Public Domain means you can legally take their code, riddle it with malware, and distribute, claiming that's the real and true Direct File source code, and you are its author. What you do with malware is a different legal issue of course.

So I'm not sure proving you are commit owner by signing it is really helpful if anyone can do it as well, and there's no copyright holder to decide who's right.

1 comments

Copyright doesn't have anything to do with it, even remotely. I don't care who owns it or who claims to own it. But it may be useful to verify that the commit came from the government.
But how do you verify?

Let's say you see a green checkmark on GitHub that confirms the commit was really made by GitHub user @totally_legit_government_absolutely_not_hacker.

Unless you already have their public GPG key in your private keychain, and you marked it as "trusted" previously, there's not really much more info to that.

UPDATE: besides, the government is like a million people, some of them are malicious actors.

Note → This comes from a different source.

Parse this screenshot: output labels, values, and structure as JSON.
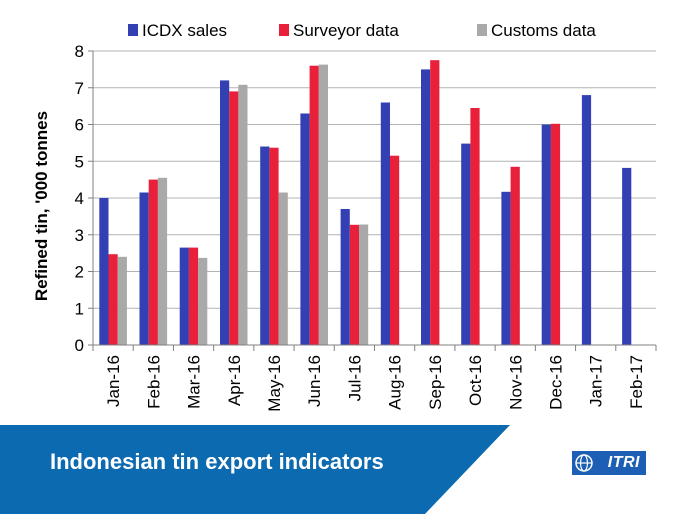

Setting aside malicious government employees, the authN part of this seems like something for which technical solutions exist. Governments could operate PKI trusts and link their employees’ development credentials (in the US, this would be a PIV card or something like it) to that certificate chain. Commits, or committer identity, could be signed via that chain. The dual security of “physical/secure individual credential signing via an available-on-internal-government-network-only authority”, with a public authority available for validation, seems like it would be so secure as to be … close enough for government work.
Yep, that would work. I just noted that current GitHub green checkmark doesn't really guarantee anything for the DirectFile repo.